Ex-players reply to NFL’s motion to dismiss cases

Arguing that ”football has become the site of perhaps the

gravest health crisis in the history of sports,” lawyers for

thousands of former NFL players asked a judge to reject the

league’s bid to dismiss their lawsuits about concussions.

In a brief filed Wednesday in U.S. District Court in

Philadelphia, the players dispute the league’s framing of the cases

as a labor issue that should be governed by the sport’s collective

bargaining agreements instead of the legal system.
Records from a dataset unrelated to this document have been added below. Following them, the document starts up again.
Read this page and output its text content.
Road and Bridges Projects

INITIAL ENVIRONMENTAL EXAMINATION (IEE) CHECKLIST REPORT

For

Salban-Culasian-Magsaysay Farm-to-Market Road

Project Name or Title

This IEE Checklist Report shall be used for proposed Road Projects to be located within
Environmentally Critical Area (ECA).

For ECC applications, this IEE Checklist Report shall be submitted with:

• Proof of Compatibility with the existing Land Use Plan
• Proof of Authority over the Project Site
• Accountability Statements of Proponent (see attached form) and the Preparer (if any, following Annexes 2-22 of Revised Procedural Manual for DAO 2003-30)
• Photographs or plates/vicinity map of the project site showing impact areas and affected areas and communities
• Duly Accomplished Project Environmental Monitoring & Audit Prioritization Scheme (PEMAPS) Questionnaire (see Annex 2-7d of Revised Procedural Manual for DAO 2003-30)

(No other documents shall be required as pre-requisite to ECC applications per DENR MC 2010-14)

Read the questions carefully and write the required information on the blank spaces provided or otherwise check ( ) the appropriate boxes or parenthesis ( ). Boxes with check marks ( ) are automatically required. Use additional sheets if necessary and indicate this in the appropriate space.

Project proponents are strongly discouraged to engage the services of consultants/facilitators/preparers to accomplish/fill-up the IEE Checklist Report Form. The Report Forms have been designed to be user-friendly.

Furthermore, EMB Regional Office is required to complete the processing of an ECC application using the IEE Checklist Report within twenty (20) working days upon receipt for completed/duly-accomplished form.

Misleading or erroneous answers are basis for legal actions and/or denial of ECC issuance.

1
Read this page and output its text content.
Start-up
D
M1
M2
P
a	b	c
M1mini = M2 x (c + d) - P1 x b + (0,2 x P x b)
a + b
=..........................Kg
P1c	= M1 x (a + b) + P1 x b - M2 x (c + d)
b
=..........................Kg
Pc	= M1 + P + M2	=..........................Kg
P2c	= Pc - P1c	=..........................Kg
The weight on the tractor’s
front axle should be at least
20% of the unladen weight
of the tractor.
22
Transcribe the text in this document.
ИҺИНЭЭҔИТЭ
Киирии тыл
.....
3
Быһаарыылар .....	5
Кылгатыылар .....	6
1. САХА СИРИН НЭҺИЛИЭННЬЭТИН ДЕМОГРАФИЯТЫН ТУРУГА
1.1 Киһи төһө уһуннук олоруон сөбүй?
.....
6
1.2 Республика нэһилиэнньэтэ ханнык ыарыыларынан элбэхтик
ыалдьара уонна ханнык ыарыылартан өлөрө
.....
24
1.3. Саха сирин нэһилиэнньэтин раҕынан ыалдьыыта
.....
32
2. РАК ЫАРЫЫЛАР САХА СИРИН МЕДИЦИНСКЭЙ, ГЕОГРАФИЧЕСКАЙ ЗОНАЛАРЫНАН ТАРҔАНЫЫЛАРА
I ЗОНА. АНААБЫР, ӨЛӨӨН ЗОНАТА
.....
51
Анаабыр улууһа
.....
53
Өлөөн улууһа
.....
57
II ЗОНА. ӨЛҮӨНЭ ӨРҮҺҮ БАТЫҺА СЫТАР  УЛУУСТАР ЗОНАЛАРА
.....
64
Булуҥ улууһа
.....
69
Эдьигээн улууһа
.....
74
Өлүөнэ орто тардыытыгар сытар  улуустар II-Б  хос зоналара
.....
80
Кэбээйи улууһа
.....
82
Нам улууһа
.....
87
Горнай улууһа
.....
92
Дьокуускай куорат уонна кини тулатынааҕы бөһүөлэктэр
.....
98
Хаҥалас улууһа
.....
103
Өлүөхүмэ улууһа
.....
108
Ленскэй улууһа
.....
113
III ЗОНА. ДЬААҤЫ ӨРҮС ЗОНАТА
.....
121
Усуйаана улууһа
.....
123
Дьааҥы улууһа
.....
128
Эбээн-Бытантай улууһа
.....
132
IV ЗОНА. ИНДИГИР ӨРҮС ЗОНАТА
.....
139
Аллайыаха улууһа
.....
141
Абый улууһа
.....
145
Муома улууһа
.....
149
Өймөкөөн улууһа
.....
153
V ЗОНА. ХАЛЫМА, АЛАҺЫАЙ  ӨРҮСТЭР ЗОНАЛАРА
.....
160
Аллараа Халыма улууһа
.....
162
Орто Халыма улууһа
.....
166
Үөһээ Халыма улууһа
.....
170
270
Among the players’ arguments: Relevant CBAs did not address

long-term brain injuries, the NFL committed fraud by concealing

risks of repeated head trauma, and the league has a common-law duty

to protect players.

”The NFL knew that players were exposed to risks of severe

neurological injuries, yet did nothing to prevent them,” the brief

says, adding that the league ”failed to warn players about the

dangers of concussive and sub-concussive impacts,” did not

advocate preventative rule changes and did not ”implement

equipment standards adapted for head trauma.”

The league filed its motion to dismiss the lawsuits in August

and now will have the chance to respond to the players’ reply. The

NFL repeatedly has stated publicly it did not intentionally mislead

players and has tried to better protect their health.

More than 100 concussion lawsuits against the NFL have been

brought together before U.S. District Judge Anita B. Brody. Unless

Brody agrees to dismiss them, or an umbrella settlement is reached,

she probably would decide what evidence can be used at trial,

whether a class can be certified for medical monitoring and other

pretrial issues. The cases might then return to their home

districts for trial.

In its motion two months ago, the NFL argued that the CBAs cover

safety and health rules – while delegating to individual teams and

their doctors the decisions about players’ conditions and when they

should return to play. The league also said the former players’

suits lack specific proof that medical links between concussions

and brain disease were concealed.

The players’ response Wednesday says ”a party cannot shirk its

own duty by pointing to the duties of others” and that the ”NFL

deceived club doctors (as well as players) by insisting repeatedly

that head trauma carried little long-term risk for football

players.”

Wednesday’s brief argues that the NFL ”orchestrated a

disinformation campaign” and says: ”On the NFL’s watch, football

has become the site of perhaps the gravest health crisis in the

history of sports.”

According to an Associated Press analysis, a total of more than

3,500 former players – including at least 26 members of the Pro

Football Hall of Fame – have sued the NFL, saying not enough was

done to inform them about the dangers of concussions in the past,

and not enough is being done today to take care of them. The

complete number of plaintiffs in those cases tops 5,000, counting

spouses and other relatives or representatives.

The lead plaintiff in one of the earliest concussion lawsuits

filed against the NFL last year, former Atlanta Falcons safety Ray

Easterling, committed suicide in April at age 62. An autopsy found

he had the degenerative brain disease CTE, or chronic traumatic

encephalopathy. His widow remains a plaintiff.

Other players have told the AP they returned to play after hits

that left them with concussions and regularly were given

painkillers by team doctors before games.